Not the par-64 kind of executive course, but a full-blown championship course for business executives. Trent suggested the club be called The Executive Golf Club of Hazeltine. He envisioned a nationwide network of Executive Clubs with reciprocal memberships. But when charter memberships were offered ($1,500 initiation fee, $400 annual dues), prospects found the name rather stuffy. So the club was quickly renamed Hazeltine, after the nearby lake, and National, to reflect the desire for a widespread membership base. "We hope within a few years to bring the national open here," Heffelfinger told sportswriter Dwayne Netland months before the club opened in 1962, and using his clout with his fellow USGA committeemen, he got his wish. Although terribly immature, Hazeltine National hosted its first U.S. Women's Open in 1966 and its first U.S. Open in 1970.

3. Dave Hill's criticism of Hazeltine was just an act

Tony Jacklin won the '70 Open at Hazeltine National, but we all remember Dave Hill, who finished second. He dominated the press accounts with his pointed barbs at the course design.

Years later, in his book Teed Off, Hill admitted he'd had four vodka tonics before entering the pressroom after his second-round three-under 69 (one of the best rounds that day), and once he found he could get some laughs, he played to the crowd for nearly an hour.

"How did you find the course?" he was asked. "I'm still looking for it," he shot back.

"Somebody ruined a good farm," he added. "A monkey is as good as a man out there.

"The man who designed this course had the blueprints upside down.

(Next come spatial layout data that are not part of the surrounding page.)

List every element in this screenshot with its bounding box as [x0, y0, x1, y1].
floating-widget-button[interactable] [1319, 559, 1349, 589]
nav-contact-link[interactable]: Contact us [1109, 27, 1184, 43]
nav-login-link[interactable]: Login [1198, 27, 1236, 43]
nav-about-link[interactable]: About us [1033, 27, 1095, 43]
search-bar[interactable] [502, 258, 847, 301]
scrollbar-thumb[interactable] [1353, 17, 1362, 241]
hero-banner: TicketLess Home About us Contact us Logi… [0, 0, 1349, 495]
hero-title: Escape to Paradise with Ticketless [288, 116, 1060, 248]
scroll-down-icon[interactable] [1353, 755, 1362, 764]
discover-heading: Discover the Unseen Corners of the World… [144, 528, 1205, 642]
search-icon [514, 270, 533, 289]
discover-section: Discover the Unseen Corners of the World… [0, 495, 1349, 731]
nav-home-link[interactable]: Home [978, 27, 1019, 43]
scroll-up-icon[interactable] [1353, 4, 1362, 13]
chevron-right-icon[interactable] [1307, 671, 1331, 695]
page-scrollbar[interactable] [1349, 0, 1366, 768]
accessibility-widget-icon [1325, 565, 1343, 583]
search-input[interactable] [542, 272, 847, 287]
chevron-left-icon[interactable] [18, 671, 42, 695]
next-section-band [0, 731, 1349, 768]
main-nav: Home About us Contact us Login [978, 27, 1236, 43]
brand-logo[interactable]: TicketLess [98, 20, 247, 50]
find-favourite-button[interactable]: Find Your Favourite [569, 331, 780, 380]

All the greens slant away from you."

Complaining about the par-3 eighth hole, he said, "My two boys could come up with a better hole than that one."

Asked what the course lacked, he answered, "Eighty acres of corn and a few cows."

He finished by saying the golf course "ought to be plowed up."

(Others were equally critical, but less vocal. "You stole my lines," Arnold Palmer told Hill. "I don't think Trent Jones designed it," joked Bob Rosburg. "There are so many doglegs, I think Lassie did it.")

In hindsight, one wonders what all the fuss was about. But Hill's remarks did create a fuss. Fans "mooed" him during the final two rounds (and he threatened to send them to a slaughterhouse). Some writers chided him for his boorish behavior.